Uma nova ordem

O mundo vive uma nova ordem política e ideológica. O que ocorre no Oriente Médio é um reflexo do efeito nefasto da concentração de poder. Governos absolutistas vem caindo um a um graças à mobilização popular e o uso de redes sociais e internet. Uma nova ordem se consolida e uma revolução silenciosa ensaia surgir no mundo.

Mesmo com os desejos e anseios individuais, ainda se sobrepõe a vontade coletiva. As redes sociais possibilitaram que pessoas com interesses comuns pudessem se reunir e se organizar, não importa onde estejam. E quando uma coletividade se organiza, esta cresce e se consolida, tornando forte e atuante na defesa de seus interesses.

Exemplos não faltam aqui e no Exterior. Mas o papel que as redes sociais exercem sobre movimentos coletivos os amplificam e os abolem de limites.

Uma revolução no Futebol Brasileiro

Enquanto o C13 fecha com a RedeTV e os dissidentes fecham com a Globo, vemos um marasmo e e uma realidade cruel que nos desestimula a acompanhar o futebol brasileiro, de tamanha escória que se formou nesta organização. Frente a isto, fiz o seguinte comentário em um blog:

Pobre o país que se vê dependente de um cidadão Kane.

O poder da bola corroeram suas mentes, amigos. Nunca vi tamanhas bobagens escrotas nos comentários. Para começar, é muita estupidez achar quem clube vive apenas de direitos de transmissão televisiva e se o clube que você torce pensa assim, ou mude de time ou proteste contra a direção deste clube.

Os clubes europeus possuem estratégias de marketing mais voltadas ao torcedor. Para se ter uma ideia, Barcelona e Real Madrid, por exemplo, possuem milhares de SÓCIOS, com direito a voto e tudo, não essa palhaçada de SÓCIO-TORCEDOR que inventaram aqui, que é um torcedor que não tem voz e nem vez nas decisões do clube. Assim esses canalhas chamados cartolas mandam e desmandam e fazem mesquinharias que põem seus clubes à falência e seus torcedores à vergonha.

Não existe monumento maior à essa estupidez gerencial que contamina o futebol do que C13, Globo, CBF e essa disputa imbecil. Não poderia fazer como a FIA? Criava uma agência de Televisão, que criaria toda a estrutura televisiva padronizada e licenciava a TODAS AS EMISSORAS que tivessem interesse em transmitir? Uma FOM do futebol brasileiro, que tal?

Ou ainda, POR QUE NÃO SINCRONIZAR O CALENDÁRIO DO FUTEBOL BRASILEIRO COM O DO FUTEBOL EUROPEU, PARA ESTANCAR A SANGRIA DE CRAQUES NO MEIO DO BRASILEIRÃO? Já repararam que nossos principais jogadores vão embora do principal certame do país no meio do campeonato, prejudicando clubes e o torcedor, esvaziando a disputa e tornando um campeonato de quem segura mais os jogadores, vence?

Por que não organizar essa zona de futebol brasileiro criando uma estrutura hierárquica de torneios?
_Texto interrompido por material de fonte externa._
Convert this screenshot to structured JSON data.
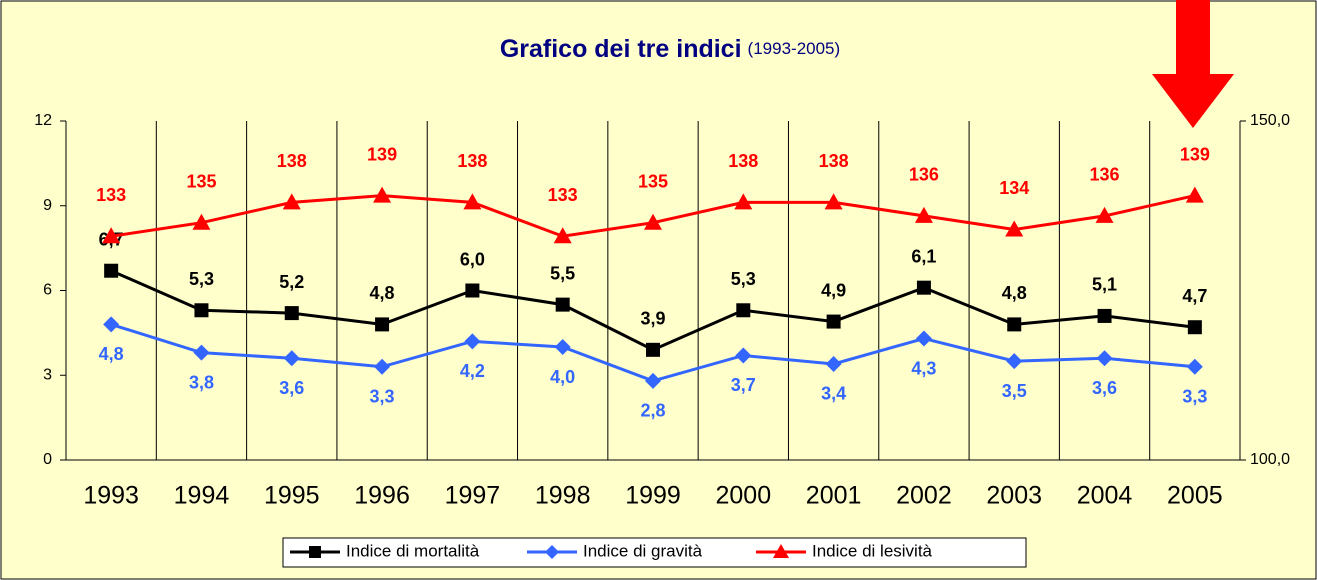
{
  "chart_data": {
    "type": "line",
    "title": "Grafico dei tre indici",
    "subtitle": "(1993-2005)",
    "categories": [
      "1993",
      "1994",
      "1995",
      "1996",
      "1997",
      "1998",
      "1999",
      "2000",
      "2001",
      "2002",
      "2003",
      "2004",
      "2005"
    ],
    "series": [
      {
        "name": "Indice di mortalità",
        "color": "#000000",
        "marker": "square",
        "values": [
          6.7,
          5.3,
          5.2,
          4.8,
          6.0,
          5.5,
          3.9,
          5.3,
          4.9,
          6.1,
          4.8,
          5.1,
          4.7
        ],
        "value_labels": [
          "6,7",
          "5,3",
          "5,2",
          "4,8",
          "6,0",
          "5,5",
          "3,9",
          "5,3",
          "4,9",
          "6,1",
          "4,8",
          "5,1",
          "4,7"
        ]
      },
      {
        "name": "Indice di gravità",
        "color": "#3366FF",
        "marker": "diamond",
        "values": [
          4.8,
          3.8,
          3.6,
          3.3,
          4.2,
          4.0,
          2.8,
          3.7,
          3.4,
          4.3,
          3.5,
          3.6,
          3.3
        ],
        "value_labels": [
          "4,8",
          "3,8",
          "3,6",
          "3,3",
          "4,2",
          "4,0",
          "2,8",
          "3,7",
          "3,4",
          "4,3",
          "3,5",
          "3,6",
          "3,3"
        ]
      },
      {
        "name": "Indice di lesività",
        "color": "#FF0000",
        "marker": "triangle",
        "axis": "y2",
        "values": [
          133,
          135,
          138,
          139,
          138,
          133,
          135,
          138,
          138,
          136,
          134,
          136,
          139
        ]
      }
    ],
    "ylim": [
      0,
      12
    ],
    "yticks": [
      0,
      3,
      6,
      9,
      12
    ],
    "y2lim": [
      100,
      150
    ],
    "y2ticks": [
      {
        "value": 100,
        "label": "100,0"
      },
      {
        "value": 150,
        "label": "150,0"
      }
    ],
    "legend": "bottom"
  }
}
Que palhaçada de Séries C, D, E, F… Poderia criar uma estrutura em que torneios estaduais e regionais valessem vagas para as copas do Brasil e no máximo Série C. E quem disputassem os torneios nacionais não disputariam os torneios regionais/ estaduais, permitindo assim que houvesse brasileirão o ano inteiro, com jogos apenas nos finais de semana (Série C na Sexta, Série B no sábado, e Série A no domingo), podendo colocar a Copa do Brasil somente às quartas-feiras, e às 21:30 da noite no máximo (QUE SE DANE A NOVELA).
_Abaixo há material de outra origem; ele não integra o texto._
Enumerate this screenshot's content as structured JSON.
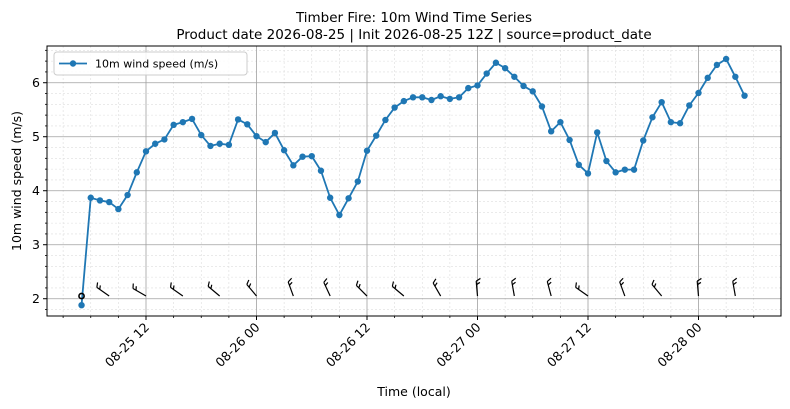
{
  "chart_data": {
    "type": "line",
    "title": "Timber Fire: 10m Wind Time Series",
    "subtitle": "Product date 2026-08-25 | Init 2026-08-25 12Z | source=product_date",
    "xlabel": "Time (local)",
    "ylabel": "10m wind speed (m/s)",
    "ylim": [
      1.68,
      6.68
    ],
    "yticks": [
      2,
      3,
      4,
      5,
      6
    ],
    "xlim_hours": [
      -8,
      37.8
    ],
    "x_origin_label": "08-25 12",
    "xticks": [
      {
        "hour": 0,
        "label": "08-25 12"
      },
      {
        "hour": 12,
        "label": "08-26 00"
      },
      {
        "hour": 24,
        "label": "08-26 12"
      },
      {
        "hour": 36,
        "label": "08-27 00"
      },
      {
        "hour": 48,
        "label": "08-27 12"
      },
      {
        "hour": 60,
        "label": "08-28 00"
      }
    ],
    "grid": true,
    "legend": {
      "position": "top-left",
      "label": "10m wind speed (m/s)"
    },
    "series": [
      {
        "name": "10m wind speed (m/s)",
        "color": "#1f77b4",
        "points": [
          [
            -7,
            1.88
          ],
          [
            -6,
            3.87
          ],
          [
            -5,
            3.82
          ],
          [
            -4,
            3.79
          ],
          [
            -3,
            3.66
          ],
          [
            -2,
            3.92
          ],
          [
            -1,
            4.34
          ],
          [
            0,
            4.73
          ],
          [
            1,
            4.87
          ],
          [
            2,
            4.95
          ],
          [
            3,
            5.22
          ],
          [
            4,
            5.27
          ],
          [
            5,
            5.33
          ],
          [
            6,
            5.03
          ],
          [
            7,
            4.83
          ],
          [
            8,
            4.87
          ],
          [
            9,
            4.85
          ],
          [
            10,
            5.32
          ],
          [
            11,
            5.23
          ],
          [
            12,
            5.01
          ],
          [
            13,
            4.9
          ],
          [
            14,
            5.07
          ],
          [
            15,
            4.75
          ],
          [
            16,
            4.47
          ],
          [
            17,
            4.63
          ],
          [
            18,
            4.64
          ],
          [
            19,
            4.37
          ],
          [
            20,
            3.87
          ],
          [
            21,
            3.55
          ],
          [
            22,
            3.86
          ],
          [
            23,
            4.17
          ],
          [
            24,
            4.74
          ],
          [
            25,
            5.02
          ],
          [
            26,
            5.31
          ],
          [
            27,
            5.54
          ],
          [
            28,
            5.66
          ],
          [
            29,
            5.73
          ],
          [
            30,
            5.73
          ],
          [
            31,
            5.68
          ],
          [
            32,
            5.75
          ],
          [
            33,
            5.7
          ],
          [
            34,
            5.73
          ],
          [
            35,
            5.9
          ],
          [
            36,
            5.95
          ],
          [
            37,
            6.17
          ],
          [
            38,
            6.37
          ],
          [
            39,
            6.27
          ],
          [
            40,
            6.11
          ],
          [
            41,
            5.94
          ],
          [
            42,
            5.84
          ],
          [
            43,
            5.56
          ],
          [
            44,
            5.1
          ],
          [
            45,
            5.27
          ],
          [
            46,
            4.94
          ],
          [
            47,
            4.48
          ],
          [
            48,
            4.32
          ],
          [
            49,
            5.08
          ],
          [
            50,
            4.55
          ],
          [
            51,
            4.34
          ],
          [
            52,
            4.39
          ],
          [
            53,
            4.39
          ],
          [
            54,
            4.93
          ],
          [
            55,
            5.36
          ],
          [
            56,
            5.64
          ],
          [
            57,
            5.27
          ],
          [
            58,
            5.25
          ],
          [
            59,
            5.58
          ],
          [
            60,
            5.81
          ],
          [
            61,
            6.09
          ],
          [
            62,
            6.33
          ],
          [
            63,
            6.44
          ],
          [
            64,
            6.11
          ],
          [
            65,
            5.76
          ]
        ]
      }
    ],
    "barbs": {
      "y": 2.05,
      "calm_marker_hour": -7,
      "hours": [
        -4,
        0,
        4,
        8,
        12,
        16,
        20,
        24,
        28,
        32,
        36,
        40,
        44,
        48,
        52,
        56,
        60,
        64
      ],
      "directions_deg": [
        305,
        300,
        305,
        310,
        320,
        340,
        335,
        315,
        310,
        330,
        355,
        350,
        345,
        305,
        340,
        320,
        355,
        350
      ]
    }
  }
}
Já pensaram em protestar, amigos? Em vez de gastar as suas energias insultando uns aos outros com seu orgulho infantil de torcedor burro, por que não fazem algo inteligente? Comprem o ingresso, e em vez de entrar no estádio, fiquem na porta, protestando contra a má-gestão de seus clubes.
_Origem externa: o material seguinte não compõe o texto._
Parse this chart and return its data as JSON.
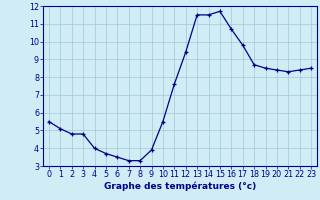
{
  "x": [
    0,
    1,
    2,
    3,
    4,
    5,
    6,
    7,
    8,
    9,
    10,
    11,
    12,
    13,
    14,
    15,
    16,
    17,
    18,
    19,
    20,
    21,
    22,
    23
  ],
  "y": [
    5.5,
    5.1,
    4.8,
    4.8,
    4.0,
    3.7,
    3.5,
    3.3,
    3.3,
    3.9,
    5.5,
    7.6,
    9.4,
    11.5,
    11.5,
    11.7,
    10.7,
    9.8,
    8.7,
    8.5,
    8.4,
    8.3,
    8.4,
    8.5
  ],
  "xlabel": "Graphe des températures (°c)",
  "ylim": [
    3,
    12
  ],
  "xlim": [
    -0.5,
    23.5
  ],
  "yticks": [
    3,
    4,
    5,
    6,
    7,
    8,
    9,
    10,
    11,
    12
  ],
  "xticks": [
    0,
    1,
    2,
    3,
    4,
    5,
    6,
    7,
    8,
    9,
    10,
    11,
    12,
    13,
    14,
    15,
    16,
    17,
    18,
    19,
    20,
    21,
    22,
    23
  ],
  "line_color": "#00008b",
  "marker_color": "#00008b",
  "bg_color": "#d0edf5",
  "grid_color": "#a0c8d8",
  "axis_color": "#00008b",
  "xlabel_color": "#00008b",
  "tick_color": "#00008b",
  "font_size_xlabel": 6.5,
  "font_size_ticks": 5.8
}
Essa coisa imbecil de violência no futebol é uma estratégia dos próprios clubes que financiam e apoiam as torcidas organizadas, para criar uma política de ódio, desviando a atenção de suas torcidas para que não se voltem contra suas falcatruas, roubalheiras e desmandos. ABRAM OS OLHOS, CONSULTEM OS FATOS!

O QUE ESPERAM PARA UMA REVOLUÇÃO NO FUTEBOL BRASILEIRO? CONTINUAR NO CONTROLE REMOTO? OU ASSUMIR O CONTROLE?

Como imaginei, o autor do blog não publicou o comentário. Entretanto, o registro está aqui.